This is exercise 3.8(a) from Understanding Machine Learning: from Theory to Algorithms by Shalev-Shwartz and Ben-David. I am trying to figure the exercise out for a course, but it is not homework. (I have a decent mathematical background but less so in stochastics.)
Consider a set $\mathcal X$, and joint random variables $(x,y)$ distributed according to probability distribution $\mathcal D$ on $\mathcal X \times \{0,1\}$. We think informally of the probability of $(x, 0)$ as that of finding an $x$ without a certain property, and of the probability of $(x, 1)$ as that of finding an $x$ with a certain property. Note that I'm not requiring that the distribution is discrete.
We define $f: \mathcal X \to \{0,1\}$, the "Bayes optimal predictor", by $$ f(x) = 0 \iff \mathbb P(y = 0\mid x ) \geq \frac12. $$ (I'm not 100% sure this definition even makes sense in the general case. Do we need a well-behaved distribution to speak about $\mathbb P(y = 0 \mid x)$?)

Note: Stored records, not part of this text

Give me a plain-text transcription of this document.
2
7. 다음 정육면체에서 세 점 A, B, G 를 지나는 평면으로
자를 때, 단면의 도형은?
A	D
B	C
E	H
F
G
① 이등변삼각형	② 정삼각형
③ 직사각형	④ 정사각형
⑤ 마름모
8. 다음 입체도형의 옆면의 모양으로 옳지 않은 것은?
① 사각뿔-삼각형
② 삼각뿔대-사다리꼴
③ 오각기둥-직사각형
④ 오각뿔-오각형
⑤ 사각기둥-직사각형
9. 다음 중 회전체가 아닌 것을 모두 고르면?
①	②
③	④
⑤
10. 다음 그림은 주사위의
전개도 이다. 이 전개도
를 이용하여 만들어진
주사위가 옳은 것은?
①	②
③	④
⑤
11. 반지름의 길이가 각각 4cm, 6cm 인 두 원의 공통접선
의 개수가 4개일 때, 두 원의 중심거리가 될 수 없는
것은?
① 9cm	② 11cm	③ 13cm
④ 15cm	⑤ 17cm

Now I want to prove that $f$ is "the best at predicting whether or not an $x$ has the property". That is, for any $h : \mathcal X \to [0, 1]$ (note the codomain) we have that $$ \mathbb P(f(x) \neq y) \leq \mathbb E[|h(x) - y|]. $$ Intuitively, this is totally obvious to me: $f$ always makes the "best guess", so even in the optimal scenario, $h$ should incur more loss. I've even proved it in the case that $h$ maps into $\{0,1\}$. However, I can't seem to be able to get the general case. I've tried to condition and split the expectation and probability into the right cases, but I keep getting stuck, partially on notation and partially on insight. I hope someone can point me in the right direction.